June 3 (Bloomberg) -- The Philippine peso will decline 2.5 percent against the dollar after repeatedly dropping below its 200-day moving average in the past two weeks, according to Okasan Securities Co.
The currency may drop to 47.877, the lowest level since Sept. 18, said Tsutomu Soma, a bond and currency dealer at Okasan. The peso’s failure to hold gains after bouncing back through the technical level, first breached on May 21, is a “bearish” signal, he said.
“A break of the 200-day moving average again shows the recent gain was just a correction, and the peso will resume its decline,” Tokyo-based Soma said.
The peso slid 0.2 percent to 46.73 per dollar as of yesterday’s close in Manila, according to Tullett Prebon Plc. It dropped to a five-month low of 47.097 on May 25 after falling beyond the 200-day average of 46.4962 on May 21.
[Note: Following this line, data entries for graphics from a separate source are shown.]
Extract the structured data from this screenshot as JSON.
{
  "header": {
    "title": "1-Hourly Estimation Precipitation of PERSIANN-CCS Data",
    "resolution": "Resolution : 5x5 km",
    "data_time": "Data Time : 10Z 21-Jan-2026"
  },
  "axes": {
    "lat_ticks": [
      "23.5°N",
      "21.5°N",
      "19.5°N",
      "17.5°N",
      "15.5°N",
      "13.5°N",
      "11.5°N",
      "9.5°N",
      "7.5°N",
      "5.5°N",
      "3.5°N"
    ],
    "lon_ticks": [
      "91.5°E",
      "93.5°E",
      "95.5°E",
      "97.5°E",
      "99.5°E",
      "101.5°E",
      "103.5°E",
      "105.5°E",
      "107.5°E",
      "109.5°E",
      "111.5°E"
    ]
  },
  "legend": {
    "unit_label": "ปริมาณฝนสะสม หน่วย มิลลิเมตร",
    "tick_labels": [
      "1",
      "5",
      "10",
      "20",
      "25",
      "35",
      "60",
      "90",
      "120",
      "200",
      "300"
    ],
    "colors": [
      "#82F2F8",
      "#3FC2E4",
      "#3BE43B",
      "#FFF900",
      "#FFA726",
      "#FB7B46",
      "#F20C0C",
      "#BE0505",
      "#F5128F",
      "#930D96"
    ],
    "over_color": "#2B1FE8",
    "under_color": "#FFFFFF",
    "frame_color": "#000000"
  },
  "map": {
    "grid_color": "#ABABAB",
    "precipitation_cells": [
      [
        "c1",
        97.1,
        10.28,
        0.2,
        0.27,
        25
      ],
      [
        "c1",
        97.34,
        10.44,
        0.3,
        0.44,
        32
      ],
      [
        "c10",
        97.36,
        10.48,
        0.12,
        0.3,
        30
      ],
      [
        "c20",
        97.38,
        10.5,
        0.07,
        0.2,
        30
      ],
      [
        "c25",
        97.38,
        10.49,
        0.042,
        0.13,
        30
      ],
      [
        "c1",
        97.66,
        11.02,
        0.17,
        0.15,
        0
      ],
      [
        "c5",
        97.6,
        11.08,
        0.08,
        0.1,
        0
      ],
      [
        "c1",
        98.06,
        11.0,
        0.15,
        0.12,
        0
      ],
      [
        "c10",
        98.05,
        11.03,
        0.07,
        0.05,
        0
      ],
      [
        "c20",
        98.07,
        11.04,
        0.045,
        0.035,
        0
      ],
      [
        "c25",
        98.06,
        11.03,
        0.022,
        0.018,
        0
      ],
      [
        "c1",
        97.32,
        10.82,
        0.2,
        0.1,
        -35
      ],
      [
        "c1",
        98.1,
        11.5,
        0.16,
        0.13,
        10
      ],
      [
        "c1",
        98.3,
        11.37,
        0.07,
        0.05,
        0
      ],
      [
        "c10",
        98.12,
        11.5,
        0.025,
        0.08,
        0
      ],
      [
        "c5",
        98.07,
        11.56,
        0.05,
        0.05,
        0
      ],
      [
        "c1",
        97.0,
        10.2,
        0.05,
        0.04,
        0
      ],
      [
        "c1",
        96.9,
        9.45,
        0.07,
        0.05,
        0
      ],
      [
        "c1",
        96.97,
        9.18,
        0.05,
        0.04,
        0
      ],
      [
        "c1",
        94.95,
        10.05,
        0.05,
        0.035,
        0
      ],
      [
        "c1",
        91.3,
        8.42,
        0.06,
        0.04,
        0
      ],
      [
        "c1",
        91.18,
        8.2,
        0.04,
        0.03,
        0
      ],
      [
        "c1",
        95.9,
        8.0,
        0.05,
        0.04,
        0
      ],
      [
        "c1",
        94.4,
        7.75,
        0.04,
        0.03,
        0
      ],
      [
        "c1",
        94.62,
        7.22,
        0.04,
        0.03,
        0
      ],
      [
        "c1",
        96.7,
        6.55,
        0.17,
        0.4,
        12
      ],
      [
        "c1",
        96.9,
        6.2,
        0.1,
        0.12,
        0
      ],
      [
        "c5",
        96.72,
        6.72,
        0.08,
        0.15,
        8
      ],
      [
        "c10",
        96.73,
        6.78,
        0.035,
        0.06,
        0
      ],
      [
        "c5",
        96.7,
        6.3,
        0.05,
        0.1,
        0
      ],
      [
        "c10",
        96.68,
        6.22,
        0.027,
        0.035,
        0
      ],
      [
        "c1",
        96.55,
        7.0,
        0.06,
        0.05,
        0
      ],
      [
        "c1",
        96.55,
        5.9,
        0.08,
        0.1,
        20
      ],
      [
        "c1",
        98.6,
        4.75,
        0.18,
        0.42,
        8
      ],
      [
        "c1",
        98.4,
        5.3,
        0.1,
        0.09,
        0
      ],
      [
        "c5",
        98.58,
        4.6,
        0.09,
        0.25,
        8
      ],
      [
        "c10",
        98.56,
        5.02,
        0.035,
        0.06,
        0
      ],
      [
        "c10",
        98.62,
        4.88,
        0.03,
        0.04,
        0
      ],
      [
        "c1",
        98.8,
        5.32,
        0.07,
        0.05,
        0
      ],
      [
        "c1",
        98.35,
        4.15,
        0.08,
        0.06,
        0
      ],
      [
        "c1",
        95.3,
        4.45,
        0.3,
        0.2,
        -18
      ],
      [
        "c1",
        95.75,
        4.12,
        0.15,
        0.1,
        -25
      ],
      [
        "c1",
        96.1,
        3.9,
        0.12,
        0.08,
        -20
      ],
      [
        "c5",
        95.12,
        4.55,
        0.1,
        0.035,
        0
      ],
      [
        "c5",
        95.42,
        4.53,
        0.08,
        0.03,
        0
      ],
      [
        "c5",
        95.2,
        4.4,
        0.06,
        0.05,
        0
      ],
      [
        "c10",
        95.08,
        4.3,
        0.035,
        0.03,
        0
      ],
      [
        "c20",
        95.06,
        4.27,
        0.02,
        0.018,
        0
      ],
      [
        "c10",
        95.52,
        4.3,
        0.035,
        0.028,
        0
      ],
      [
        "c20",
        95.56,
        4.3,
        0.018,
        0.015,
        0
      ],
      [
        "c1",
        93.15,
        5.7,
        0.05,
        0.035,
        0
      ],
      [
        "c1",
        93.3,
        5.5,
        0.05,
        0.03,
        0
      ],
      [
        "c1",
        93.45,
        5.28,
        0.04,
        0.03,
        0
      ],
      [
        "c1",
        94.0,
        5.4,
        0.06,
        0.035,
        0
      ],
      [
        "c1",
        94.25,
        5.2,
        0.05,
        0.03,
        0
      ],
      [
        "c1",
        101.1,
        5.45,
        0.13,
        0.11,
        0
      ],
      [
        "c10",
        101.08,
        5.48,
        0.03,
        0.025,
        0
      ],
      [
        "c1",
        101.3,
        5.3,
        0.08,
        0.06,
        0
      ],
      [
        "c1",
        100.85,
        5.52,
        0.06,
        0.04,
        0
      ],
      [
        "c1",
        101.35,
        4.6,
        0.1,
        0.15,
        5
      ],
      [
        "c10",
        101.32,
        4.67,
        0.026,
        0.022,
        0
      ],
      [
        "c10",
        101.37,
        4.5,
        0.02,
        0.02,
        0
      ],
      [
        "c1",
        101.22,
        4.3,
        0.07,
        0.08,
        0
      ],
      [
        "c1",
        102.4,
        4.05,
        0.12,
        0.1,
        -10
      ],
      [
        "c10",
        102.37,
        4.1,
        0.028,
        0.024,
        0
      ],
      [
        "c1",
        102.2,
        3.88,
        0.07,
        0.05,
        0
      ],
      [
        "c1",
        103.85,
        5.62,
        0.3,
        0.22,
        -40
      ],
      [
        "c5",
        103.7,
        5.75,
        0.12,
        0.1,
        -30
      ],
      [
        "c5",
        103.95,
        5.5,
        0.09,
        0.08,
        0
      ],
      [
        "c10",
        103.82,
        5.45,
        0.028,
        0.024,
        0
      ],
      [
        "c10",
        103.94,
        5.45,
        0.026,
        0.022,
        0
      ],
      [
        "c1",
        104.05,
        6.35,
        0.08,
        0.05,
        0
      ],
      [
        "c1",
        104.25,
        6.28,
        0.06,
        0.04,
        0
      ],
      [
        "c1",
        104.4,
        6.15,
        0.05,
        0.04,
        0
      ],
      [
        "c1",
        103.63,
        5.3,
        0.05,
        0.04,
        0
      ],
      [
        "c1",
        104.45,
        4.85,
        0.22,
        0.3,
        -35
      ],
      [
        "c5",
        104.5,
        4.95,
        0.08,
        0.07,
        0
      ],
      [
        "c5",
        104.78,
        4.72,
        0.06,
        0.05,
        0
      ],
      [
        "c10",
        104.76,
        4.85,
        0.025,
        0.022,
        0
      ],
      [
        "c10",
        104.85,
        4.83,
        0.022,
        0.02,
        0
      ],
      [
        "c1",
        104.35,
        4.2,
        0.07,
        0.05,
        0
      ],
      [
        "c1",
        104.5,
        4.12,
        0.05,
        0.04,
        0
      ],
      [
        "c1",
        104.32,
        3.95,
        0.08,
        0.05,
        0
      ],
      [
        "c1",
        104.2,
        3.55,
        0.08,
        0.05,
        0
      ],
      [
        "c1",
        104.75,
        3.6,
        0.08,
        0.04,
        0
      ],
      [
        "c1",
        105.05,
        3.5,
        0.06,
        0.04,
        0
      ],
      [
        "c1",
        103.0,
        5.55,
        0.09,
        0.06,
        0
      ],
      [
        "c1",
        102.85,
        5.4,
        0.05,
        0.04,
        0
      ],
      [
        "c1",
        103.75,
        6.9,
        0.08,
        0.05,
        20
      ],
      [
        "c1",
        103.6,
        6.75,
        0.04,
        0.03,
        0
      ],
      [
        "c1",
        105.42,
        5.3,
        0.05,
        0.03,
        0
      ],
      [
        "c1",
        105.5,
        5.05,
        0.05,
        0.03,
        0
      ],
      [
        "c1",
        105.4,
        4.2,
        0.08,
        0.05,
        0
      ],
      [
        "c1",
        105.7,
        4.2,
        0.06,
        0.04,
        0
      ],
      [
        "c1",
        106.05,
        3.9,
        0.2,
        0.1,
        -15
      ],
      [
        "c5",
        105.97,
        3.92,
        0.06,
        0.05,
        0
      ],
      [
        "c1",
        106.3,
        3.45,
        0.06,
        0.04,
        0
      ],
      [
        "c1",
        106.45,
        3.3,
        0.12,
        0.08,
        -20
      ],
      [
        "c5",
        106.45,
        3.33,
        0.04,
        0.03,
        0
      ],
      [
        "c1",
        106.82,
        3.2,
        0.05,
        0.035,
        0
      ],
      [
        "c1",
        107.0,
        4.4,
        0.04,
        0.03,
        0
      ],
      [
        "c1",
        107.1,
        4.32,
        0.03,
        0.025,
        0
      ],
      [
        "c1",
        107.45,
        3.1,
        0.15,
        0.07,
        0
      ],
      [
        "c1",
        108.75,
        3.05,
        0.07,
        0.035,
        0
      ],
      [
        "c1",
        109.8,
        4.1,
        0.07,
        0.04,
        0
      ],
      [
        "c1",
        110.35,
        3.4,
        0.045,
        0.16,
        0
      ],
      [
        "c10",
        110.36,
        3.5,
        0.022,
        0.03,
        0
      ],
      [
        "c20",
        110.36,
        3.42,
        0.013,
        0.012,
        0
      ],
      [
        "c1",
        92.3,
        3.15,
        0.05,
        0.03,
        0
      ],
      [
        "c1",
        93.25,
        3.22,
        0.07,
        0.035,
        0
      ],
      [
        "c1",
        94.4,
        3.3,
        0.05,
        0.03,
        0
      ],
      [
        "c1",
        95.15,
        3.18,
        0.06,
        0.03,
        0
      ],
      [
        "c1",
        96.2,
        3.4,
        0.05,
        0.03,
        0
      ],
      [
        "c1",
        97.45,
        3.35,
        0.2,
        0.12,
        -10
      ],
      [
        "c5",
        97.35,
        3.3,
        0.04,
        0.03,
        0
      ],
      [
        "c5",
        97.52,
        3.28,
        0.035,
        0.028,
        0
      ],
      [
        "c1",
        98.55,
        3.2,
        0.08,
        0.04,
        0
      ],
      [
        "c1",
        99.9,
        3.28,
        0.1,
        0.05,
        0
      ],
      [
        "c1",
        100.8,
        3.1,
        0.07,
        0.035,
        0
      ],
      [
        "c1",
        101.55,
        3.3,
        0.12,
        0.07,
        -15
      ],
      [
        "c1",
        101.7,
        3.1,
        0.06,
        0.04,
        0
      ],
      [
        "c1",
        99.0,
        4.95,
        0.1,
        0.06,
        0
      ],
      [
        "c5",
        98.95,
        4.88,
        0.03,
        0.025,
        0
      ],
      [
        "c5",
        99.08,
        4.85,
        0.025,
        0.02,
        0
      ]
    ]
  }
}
The 47.877 level represents a 61.8 percent retracement of its gain from a low of 50.175 on Nov. 21, 2008, to a high of 44.158 on April 26, Soma said, citing to a series of numbers known as the Fibonacci sequence.
Fibonacci analysis is based on the theory that prices rise or fall by certain percentages after reaching a high or low. Other Fibonacci points are 23.6 percent, 38.2, 50 and 76.4 percent. In technical analysis, investors and analysts study charts of trading patterns and prices to forecast changes in a security, commodity, currency or index.